Identification of Single Human Hematopoietic Stem Cells Capable of Long-Term Multilineage Engraftment and Self-Renewal [Abstract #816]
Stem cell scientists are continually challenged by the need to expand and grow pure stem cells, which have the ability to recreate all blood lineages, in order to gain a better understanding of the gene expression signatures (markers that make it easy to identify the specific cells) that define these stem cells. Researchers from the University of Toronto in Ontario, Canada, developed a laboratory test to measure the activity of individual human hematopoietic (blood-forming) stem cells by taking human stem cells from cord blood and transplanting these cells into immune-deficient mice.

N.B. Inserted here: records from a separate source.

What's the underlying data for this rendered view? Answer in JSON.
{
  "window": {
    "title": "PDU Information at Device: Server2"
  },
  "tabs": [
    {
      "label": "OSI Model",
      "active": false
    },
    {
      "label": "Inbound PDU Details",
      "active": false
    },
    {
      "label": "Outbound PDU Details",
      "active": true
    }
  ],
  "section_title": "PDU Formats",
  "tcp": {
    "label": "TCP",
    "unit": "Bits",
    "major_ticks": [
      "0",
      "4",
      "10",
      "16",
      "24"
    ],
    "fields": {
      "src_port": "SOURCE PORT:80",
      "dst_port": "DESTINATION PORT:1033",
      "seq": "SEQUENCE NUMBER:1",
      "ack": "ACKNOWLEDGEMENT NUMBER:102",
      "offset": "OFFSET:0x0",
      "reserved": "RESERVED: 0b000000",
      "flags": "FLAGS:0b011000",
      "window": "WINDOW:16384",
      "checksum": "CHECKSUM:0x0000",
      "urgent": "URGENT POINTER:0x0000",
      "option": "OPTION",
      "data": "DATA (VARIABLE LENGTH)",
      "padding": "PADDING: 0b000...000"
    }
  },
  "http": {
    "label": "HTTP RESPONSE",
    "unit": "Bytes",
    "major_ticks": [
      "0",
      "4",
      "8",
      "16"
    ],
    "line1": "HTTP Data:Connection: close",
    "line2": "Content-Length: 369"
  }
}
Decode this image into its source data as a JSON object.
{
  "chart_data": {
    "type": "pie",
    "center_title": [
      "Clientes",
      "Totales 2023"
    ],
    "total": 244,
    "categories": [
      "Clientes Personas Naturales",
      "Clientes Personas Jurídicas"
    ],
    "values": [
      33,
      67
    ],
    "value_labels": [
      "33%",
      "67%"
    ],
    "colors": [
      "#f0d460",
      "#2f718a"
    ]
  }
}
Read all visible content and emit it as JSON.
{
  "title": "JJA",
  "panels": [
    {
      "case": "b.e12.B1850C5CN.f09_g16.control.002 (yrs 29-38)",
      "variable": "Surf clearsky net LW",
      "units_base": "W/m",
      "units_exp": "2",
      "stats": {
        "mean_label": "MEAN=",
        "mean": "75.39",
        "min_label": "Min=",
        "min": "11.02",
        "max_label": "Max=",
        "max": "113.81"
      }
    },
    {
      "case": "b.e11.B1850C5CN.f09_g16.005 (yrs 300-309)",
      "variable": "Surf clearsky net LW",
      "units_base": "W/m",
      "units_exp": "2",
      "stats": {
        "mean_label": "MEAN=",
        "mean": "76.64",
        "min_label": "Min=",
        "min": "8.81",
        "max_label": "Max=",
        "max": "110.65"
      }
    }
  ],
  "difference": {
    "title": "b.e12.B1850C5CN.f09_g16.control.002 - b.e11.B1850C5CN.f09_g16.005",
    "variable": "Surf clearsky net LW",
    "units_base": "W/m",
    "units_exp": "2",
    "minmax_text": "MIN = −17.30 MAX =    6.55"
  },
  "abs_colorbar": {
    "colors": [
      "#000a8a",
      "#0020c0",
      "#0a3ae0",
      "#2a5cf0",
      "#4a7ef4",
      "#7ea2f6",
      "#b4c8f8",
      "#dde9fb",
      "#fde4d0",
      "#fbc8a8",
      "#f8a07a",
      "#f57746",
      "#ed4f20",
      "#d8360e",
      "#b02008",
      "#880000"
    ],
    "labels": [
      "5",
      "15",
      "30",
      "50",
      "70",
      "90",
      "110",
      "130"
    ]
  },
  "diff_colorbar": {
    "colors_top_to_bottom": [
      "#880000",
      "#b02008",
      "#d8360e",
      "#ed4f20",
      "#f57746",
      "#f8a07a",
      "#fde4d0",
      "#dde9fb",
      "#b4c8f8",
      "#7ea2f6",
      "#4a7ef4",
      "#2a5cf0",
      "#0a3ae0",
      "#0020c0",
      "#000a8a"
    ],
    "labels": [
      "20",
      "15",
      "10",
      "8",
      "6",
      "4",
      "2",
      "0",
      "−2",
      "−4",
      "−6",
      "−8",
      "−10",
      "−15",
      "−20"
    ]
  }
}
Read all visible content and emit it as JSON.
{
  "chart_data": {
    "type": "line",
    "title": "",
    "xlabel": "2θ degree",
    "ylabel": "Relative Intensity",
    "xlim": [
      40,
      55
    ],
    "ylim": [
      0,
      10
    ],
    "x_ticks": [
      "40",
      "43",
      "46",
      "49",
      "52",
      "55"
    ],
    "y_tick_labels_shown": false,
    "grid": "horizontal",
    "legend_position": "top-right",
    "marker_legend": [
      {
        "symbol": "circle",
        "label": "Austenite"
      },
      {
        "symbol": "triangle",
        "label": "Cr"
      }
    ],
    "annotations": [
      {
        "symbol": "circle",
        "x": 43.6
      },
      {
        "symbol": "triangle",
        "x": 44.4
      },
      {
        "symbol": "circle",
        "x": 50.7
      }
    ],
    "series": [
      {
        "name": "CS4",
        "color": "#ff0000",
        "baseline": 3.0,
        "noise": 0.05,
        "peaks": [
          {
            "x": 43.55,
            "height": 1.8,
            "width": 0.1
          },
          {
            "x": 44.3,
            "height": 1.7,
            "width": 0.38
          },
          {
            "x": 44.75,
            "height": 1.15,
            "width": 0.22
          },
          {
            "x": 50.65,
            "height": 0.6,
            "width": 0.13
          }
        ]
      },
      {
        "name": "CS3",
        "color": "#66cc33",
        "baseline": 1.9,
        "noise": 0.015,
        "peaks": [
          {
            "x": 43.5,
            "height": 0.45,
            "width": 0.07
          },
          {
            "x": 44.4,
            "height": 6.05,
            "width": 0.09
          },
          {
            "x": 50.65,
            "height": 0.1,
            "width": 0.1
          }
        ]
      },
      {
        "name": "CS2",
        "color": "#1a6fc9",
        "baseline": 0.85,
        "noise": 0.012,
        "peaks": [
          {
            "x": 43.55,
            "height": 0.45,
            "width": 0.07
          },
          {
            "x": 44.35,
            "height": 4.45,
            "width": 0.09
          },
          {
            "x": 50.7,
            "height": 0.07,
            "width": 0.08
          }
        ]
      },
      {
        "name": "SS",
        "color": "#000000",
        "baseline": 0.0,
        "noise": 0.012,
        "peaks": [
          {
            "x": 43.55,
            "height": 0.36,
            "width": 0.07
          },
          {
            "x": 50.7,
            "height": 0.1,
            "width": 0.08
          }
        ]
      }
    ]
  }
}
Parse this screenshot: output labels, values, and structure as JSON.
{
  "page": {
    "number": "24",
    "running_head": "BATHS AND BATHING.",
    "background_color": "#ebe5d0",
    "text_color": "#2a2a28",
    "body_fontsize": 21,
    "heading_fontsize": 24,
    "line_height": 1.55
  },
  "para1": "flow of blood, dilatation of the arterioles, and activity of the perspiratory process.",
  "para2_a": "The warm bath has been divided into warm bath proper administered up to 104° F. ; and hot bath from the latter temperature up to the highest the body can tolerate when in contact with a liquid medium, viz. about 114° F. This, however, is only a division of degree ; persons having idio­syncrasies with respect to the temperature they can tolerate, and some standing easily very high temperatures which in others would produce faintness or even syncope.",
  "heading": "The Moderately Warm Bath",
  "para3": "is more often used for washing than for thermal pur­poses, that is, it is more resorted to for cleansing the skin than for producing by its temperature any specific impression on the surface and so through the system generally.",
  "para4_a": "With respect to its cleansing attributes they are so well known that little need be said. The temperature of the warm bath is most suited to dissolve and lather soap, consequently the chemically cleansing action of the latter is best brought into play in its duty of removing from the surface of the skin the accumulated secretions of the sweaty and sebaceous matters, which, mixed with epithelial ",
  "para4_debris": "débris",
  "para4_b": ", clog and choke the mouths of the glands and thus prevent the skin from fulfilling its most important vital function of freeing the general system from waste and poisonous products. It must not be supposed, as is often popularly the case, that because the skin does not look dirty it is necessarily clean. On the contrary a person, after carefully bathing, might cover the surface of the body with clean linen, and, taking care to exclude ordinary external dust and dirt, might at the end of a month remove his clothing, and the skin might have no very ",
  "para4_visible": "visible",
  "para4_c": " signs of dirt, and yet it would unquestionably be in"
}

Over the past 20 years, researchers have been able to purify mouse stem cells and prove the potential of a single mouse stem cell to become several mature cell types that will re-populate and re-grow blood in transplanted mice. However, such success with human cells has neither been achieved nor been considered feasible until now. There is a scientific need to develop the same level of knowledge about what makes up human hematopoietic stem cells. In this study, investigators looked at developing better markers in order to obtain pure stem cells. A series of cell surface markers (Lin-CD34+CD38-CD90+CD45RA-RholoCD49fhi) were added to blood cells from either cord blood or adult bone marrow to isolate individual human stem cells and then test their stem cell activity by transplanting them into mice. Of the 29 mice that were transplanted with single human stem cells, five gave rise to human cells, indicating that a pure population of cells was achieved and that these cells reconstituted myeloid, B-cell, and T-cell lineages for 18 weeks; this duration is considered long-term engraftment in mouse studies. Approximately 20 percent of all the cells in these five mice were human hematopoietic cells, which is considered to be a high engraftment level from a single, transplanted stem cell.
"For more than 40 years, the approach for stem cell research has been focused on the mouse because scientists haven't had the tools to try and conduct experiments in humans," said senior author John E. Dick, PhD, Senior Scientist of the Division of Cellular and Molecular Biology at Toronto General Research Institute in Ontario, Canada. "This study is a major step forward in bringing stem cell research into human studies and advancing our ability for developing stem cell therapies."